- Career
- Show: Vintage Vinyl
- Station: BBC Radio Tees (since 1976)
- Time slot: Sundays 4-6pm
- Station: Previously BBC Radio Cleveland
- Style: Radio presenter
- Country: United Kingdom

= Colin Bunyan =

English radio broadcaster

Colin Bunyan is an English radio broadcaster, best known for his weekly Vintage Vinyl programmes on BBC Radio Tees.

== Career ==
Bunyan, born and raised in Middlesbrough, joined BBC Radio Cleveland in 1974 and has presented various different programmes for the station including breakfast, drive-time, evening and his current and popular BBC Radio Tees Vintage Vinyl programme on Sunday afternoons.

Bunyan is currently the longest serving presenter on BBC Radio Tees.

In 2014, Bunyan celebrated his 40th year in radio broadcasting, in which one of his highlights included interviewing famous faces such as Cliff Richard, Craig Douglas and Connie Francis.

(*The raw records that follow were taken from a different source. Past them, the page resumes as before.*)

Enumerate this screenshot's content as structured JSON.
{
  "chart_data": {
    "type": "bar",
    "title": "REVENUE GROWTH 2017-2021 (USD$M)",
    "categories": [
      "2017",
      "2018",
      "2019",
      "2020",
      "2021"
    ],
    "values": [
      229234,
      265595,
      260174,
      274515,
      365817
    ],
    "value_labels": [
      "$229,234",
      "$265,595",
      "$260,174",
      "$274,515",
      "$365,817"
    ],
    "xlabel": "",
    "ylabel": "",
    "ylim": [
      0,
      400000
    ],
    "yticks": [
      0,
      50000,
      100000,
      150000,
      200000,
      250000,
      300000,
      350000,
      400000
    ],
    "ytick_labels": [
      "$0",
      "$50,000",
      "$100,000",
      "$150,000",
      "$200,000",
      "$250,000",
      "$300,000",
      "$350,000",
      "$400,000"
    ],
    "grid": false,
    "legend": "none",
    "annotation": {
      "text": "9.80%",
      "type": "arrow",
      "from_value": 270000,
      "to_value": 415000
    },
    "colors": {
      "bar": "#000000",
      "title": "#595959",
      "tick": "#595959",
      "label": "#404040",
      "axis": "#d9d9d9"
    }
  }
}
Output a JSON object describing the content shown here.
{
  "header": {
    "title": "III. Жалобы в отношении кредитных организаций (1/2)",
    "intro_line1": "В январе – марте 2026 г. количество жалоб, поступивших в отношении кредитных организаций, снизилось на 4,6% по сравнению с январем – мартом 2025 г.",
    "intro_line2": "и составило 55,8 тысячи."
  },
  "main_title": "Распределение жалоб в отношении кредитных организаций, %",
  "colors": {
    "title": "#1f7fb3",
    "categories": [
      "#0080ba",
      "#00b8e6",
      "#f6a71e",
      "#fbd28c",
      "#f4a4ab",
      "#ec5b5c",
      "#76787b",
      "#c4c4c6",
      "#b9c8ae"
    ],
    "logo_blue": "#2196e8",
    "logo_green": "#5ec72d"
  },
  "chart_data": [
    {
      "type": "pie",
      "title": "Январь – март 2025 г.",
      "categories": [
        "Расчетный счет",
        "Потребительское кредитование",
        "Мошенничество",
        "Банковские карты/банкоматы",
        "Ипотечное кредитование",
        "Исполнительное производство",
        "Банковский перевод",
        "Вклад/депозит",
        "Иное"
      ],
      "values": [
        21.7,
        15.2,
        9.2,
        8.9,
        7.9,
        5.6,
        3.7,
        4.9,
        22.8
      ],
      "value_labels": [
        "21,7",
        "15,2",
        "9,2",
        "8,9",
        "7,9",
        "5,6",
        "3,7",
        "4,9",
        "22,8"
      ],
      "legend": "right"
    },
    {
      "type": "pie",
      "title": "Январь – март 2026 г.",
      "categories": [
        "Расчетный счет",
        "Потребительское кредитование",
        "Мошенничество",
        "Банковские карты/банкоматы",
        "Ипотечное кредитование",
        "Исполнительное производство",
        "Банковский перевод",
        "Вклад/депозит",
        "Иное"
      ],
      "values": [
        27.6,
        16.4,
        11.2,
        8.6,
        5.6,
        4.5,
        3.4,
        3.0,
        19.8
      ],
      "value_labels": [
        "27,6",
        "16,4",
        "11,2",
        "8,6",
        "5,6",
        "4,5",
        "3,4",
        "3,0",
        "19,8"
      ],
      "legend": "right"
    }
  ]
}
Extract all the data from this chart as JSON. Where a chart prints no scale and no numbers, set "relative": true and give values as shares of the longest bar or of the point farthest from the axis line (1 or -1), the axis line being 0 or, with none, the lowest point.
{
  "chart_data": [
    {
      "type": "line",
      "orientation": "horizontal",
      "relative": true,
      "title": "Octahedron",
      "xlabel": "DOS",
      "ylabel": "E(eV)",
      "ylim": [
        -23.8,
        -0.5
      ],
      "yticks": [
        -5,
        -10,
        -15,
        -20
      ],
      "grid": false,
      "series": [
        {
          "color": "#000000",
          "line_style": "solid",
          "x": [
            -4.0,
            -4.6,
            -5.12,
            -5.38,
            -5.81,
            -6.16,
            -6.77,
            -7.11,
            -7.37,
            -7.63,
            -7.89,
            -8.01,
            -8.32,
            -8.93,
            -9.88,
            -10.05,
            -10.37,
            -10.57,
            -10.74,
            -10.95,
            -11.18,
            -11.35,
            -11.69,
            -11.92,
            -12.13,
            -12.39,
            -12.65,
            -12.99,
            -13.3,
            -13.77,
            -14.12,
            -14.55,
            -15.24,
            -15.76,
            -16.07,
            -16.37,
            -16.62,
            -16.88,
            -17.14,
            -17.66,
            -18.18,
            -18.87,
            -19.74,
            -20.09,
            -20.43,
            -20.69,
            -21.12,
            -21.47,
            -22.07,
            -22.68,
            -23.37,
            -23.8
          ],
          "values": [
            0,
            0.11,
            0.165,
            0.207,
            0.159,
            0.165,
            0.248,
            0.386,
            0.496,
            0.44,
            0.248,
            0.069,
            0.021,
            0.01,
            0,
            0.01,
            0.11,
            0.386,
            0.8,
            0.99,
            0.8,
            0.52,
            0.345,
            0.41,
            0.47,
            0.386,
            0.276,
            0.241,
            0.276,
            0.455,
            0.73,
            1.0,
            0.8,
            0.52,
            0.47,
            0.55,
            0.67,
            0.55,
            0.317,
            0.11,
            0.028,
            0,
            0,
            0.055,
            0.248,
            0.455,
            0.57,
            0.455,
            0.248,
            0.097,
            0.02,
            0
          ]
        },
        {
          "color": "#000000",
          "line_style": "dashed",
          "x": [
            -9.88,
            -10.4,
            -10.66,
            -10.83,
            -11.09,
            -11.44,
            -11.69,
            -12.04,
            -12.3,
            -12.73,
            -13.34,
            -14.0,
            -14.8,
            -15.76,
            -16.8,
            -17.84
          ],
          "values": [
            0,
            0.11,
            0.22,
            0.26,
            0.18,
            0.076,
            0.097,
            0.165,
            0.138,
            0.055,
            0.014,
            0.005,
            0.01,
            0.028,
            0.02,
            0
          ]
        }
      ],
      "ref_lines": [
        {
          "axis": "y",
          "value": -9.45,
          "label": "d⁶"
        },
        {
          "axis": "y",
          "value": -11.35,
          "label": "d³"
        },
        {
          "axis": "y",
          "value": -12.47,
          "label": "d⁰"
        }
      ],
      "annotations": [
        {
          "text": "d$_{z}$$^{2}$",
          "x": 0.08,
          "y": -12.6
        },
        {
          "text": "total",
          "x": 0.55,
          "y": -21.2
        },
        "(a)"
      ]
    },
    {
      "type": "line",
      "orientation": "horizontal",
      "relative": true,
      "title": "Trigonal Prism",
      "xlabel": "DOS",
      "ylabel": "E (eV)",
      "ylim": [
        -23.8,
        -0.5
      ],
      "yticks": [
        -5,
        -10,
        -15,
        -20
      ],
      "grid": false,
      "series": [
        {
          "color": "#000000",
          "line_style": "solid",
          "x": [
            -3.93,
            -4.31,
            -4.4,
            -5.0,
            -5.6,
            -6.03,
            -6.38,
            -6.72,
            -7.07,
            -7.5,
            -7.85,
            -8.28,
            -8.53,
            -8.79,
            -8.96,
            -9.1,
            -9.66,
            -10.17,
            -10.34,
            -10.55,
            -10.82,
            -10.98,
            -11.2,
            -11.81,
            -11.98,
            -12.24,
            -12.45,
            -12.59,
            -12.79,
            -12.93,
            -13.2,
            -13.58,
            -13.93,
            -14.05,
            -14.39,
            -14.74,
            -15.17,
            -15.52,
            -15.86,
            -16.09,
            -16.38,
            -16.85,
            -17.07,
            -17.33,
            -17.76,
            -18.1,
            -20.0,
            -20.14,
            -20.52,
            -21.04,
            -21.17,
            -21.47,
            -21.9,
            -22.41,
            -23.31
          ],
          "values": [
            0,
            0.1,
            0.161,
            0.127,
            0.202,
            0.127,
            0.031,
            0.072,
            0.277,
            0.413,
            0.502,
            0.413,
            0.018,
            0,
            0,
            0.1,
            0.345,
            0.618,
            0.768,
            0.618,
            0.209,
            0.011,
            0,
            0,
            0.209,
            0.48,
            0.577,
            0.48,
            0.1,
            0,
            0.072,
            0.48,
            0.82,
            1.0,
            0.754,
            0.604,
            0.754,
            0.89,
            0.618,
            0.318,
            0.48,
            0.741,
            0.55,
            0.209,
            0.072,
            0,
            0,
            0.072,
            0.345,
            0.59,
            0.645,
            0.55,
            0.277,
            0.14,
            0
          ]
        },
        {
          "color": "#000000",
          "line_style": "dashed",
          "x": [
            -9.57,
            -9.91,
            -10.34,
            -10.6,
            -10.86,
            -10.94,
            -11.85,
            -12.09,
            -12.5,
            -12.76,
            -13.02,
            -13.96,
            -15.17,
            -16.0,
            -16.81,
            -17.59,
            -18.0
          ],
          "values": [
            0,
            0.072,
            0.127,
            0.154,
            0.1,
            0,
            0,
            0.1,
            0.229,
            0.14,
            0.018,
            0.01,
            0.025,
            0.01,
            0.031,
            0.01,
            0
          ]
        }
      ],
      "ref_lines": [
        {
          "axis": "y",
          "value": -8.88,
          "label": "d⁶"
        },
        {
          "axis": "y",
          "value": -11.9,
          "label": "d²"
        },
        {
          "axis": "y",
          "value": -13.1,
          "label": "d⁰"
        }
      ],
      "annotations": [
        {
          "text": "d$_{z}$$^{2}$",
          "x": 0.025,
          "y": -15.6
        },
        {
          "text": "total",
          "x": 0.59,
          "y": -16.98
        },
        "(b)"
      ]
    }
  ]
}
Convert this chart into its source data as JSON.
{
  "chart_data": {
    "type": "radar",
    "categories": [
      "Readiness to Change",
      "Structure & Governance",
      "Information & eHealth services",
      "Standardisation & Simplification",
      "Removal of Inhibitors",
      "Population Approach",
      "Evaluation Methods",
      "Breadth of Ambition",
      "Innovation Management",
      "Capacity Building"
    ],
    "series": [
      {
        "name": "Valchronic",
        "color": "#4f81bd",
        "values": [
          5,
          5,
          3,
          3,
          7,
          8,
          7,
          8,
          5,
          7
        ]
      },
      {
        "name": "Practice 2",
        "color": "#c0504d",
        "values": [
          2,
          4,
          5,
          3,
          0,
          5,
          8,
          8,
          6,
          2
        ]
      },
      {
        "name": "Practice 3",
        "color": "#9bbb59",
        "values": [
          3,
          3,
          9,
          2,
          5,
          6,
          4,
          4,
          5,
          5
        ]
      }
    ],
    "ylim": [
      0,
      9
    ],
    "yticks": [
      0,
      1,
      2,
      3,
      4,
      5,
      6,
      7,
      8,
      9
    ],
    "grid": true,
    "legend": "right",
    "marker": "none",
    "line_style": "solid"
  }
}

In 2023, Bunyan's Vintage Vinyl programme came to an end as part of wider changes within BBC Local Radio.

Bunyan is married to hairdresser Allan Iveson, they live in Middlesbrough. Bunyan supported Iveson after a takeaway restaurant was launched right next to Iveson's salon forcing it to close.

Bunyan has previously worked as a site engineer at Middlesbrough College.